If it's a guaranteed bargain you're after, second hand is where it's at. I'm going to let you in on one of the best kept secrets of some of Tulsa's most style-savvy resale shops, clothing swaps and internet spots.
In fact, informal clothing swaps can be found all over town throughout the year. The trick to an invite to such a swap is knowing the right people. Carla-Rose M. Branch is one of them. What started as a small affair of six friends or so has now grown into a full blown annual event that Branch now deems "out of control." Branch found herself inspired to organize a swap between girlfriends out of a need for clutter clearing.
"I feel like I'm always purging my closets," she said. "But the clothing I was always getting rid of was hardly worn. They were just things I was tired of or didn't fit so I figured 'Why not swap my stuff with someone?' One woman's trash is indeed, another's treasure.
Not Used. Pre-Owned.
If throwing or attending a swapping party isn't a viable option for you, or if you're in need of some Louboutins STAT, a consignment resale shop might be your best bet. Local shops like Echo Shop and Resurrect carry gently used, affordably priced apparel and accessories for a fraction of what you'd pay retail. On any given day in Echo, you can find the occasional flawless Louis Vuitton and more Coach handbags than you can shake a stick at.

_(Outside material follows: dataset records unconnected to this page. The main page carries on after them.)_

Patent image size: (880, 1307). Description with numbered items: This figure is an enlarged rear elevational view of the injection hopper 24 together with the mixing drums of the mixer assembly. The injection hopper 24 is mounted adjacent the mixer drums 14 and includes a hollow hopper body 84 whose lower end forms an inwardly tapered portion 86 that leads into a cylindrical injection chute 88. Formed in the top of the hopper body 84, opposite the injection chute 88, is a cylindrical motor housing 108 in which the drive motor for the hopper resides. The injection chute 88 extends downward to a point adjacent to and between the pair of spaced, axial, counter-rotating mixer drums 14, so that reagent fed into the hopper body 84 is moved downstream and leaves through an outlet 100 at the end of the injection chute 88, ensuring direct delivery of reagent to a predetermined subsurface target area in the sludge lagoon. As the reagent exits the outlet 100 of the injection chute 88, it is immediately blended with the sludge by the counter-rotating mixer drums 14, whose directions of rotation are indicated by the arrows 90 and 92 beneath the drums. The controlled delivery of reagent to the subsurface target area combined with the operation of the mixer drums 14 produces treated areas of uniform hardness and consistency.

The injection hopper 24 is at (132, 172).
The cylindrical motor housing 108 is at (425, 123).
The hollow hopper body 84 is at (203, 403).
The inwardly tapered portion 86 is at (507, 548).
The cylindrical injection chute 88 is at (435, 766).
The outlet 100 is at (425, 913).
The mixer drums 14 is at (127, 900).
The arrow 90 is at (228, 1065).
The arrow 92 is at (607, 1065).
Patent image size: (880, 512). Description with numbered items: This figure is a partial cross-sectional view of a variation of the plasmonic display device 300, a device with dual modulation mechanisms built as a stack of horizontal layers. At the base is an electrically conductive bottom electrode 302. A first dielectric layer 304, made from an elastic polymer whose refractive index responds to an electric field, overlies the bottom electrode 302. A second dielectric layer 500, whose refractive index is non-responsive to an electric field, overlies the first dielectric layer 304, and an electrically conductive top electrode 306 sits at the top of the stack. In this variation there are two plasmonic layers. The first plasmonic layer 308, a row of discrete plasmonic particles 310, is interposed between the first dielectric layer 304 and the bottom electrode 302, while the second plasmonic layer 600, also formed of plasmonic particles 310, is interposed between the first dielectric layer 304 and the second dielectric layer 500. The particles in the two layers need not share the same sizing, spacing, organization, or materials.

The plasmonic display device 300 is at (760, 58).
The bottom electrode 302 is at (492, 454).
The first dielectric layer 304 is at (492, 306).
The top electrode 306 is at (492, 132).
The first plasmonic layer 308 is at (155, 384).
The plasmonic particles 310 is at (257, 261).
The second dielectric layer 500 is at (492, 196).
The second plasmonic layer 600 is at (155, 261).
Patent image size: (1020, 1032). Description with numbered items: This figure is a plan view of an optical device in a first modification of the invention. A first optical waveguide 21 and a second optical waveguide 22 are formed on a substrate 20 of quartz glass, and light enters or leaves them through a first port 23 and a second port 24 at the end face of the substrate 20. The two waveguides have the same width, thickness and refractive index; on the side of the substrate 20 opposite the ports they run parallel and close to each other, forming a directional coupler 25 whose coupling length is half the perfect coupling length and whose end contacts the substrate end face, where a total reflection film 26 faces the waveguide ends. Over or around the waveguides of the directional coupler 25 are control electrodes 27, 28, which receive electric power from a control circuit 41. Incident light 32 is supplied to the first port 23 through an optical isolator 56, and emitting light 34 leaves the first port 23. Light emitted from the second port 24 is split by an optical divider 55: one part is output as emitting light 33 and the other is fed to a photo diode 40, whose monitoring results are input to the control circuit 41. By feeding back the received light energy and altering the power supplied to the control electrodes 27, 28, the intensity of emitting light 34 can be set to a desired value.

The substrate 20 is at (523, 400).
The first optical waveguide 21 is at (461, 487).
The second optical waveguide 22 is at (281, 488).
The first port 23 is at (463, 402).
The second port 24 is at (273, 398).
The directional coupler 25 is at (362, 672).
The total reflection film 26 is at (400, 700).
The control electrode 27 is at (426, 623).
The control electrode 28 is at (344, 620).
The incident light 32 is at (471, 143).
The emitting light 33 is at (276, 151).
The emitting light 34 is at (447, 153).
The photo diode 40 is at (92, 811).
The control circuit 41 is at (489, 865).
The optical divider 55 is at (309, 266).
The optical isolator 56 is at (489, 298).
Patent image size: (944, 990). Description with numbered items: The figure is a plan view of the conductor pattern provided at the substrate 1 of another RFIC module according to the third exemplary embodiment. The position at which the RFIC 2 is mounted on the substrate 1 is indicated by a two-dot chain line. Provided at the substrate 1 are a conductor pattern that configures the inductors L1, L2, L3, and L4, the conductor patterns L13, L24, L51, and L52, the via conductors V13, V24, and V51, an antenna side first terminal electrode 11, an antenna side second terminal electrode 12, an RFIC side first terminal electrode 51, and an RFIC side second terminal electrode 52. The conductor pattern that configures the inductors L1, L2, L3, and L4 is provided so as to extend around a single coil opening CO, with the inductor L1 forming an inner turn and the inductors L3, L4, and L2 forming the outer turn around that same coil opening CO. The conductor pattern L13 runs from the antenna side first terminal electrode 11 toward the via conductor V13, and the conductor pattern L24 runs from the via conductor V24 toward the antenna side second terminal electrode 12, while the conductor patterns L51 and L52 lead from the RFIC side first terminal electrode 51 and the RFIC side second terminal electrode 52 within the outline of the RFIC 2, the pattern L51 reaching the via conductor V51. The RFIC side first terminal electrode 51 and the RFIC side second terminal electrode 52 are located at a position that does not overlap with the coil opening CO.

Tara Hughes, owner of the consignment boutique Resurrect, found herself giving away thousands of dollars of merchandise every time she cleaned out her closet. Once the economy took a dip, it occurred to her that her discarded clothing (and that of her friends) might just turn a profit. She also saw a desire for women to create the great designer looks they were used to wearing but with a need to spend a little less.
"At Resurrect you can expect to find everything as far as shoes, jewelry, handbags, women's apparel," Hughes said. "It is mostly high end and recognizable brands. We get a lot of shoppers from Saks and Aberson's who bring their clothes in when they've cleaned out their closets."
Consignment store policies vary, but for those selling clothes, Resurrect requires a three month agreement with 60 percent of the selling price going to Resurrect and 40 percent going to the owner of the clothing. As a shopper, you can expect items priced below half of what they originally cost with weekly additional markdowns on multiple items throughout the store.
Independent stylist and fashion consultant Shannon Schroeder is a frequent customer of Resurrect both for herself and her clients. "Dressing Designer on a Dime is a regular request I receive in styling my clients," she said. "I have purchased several designer pieces (in consignment stores), such as a pair of coveted Resort collection Chanel sandals, at Resurrect Boutique at a fraction of the cost."
Rack 'Em Up
Now, if you're used to walking into a department store and purchasing exactly what's on the mannequin, piece-mealing your wardrobe is going to require a bit of branching out. The most interesting ensembles are rarely matchy matchy. Danielle Wyman, head designer of the Beulah B. Collection, offers a few tips:
--A great necklace and a colorful shoe always pulls together an outfit.
--Your shoes, purse or clutch don't always need to exactly match what you are wearing.
--Don't be afraid to mix up your prints -- for instance, florals with polka-dots or Ikat/Merimekko with stripes.
The magic is in the mix. Expensive doesn't necessarily mean more stylish. It's resourcefulness and moxie that separate the fashionistas from the frumpy.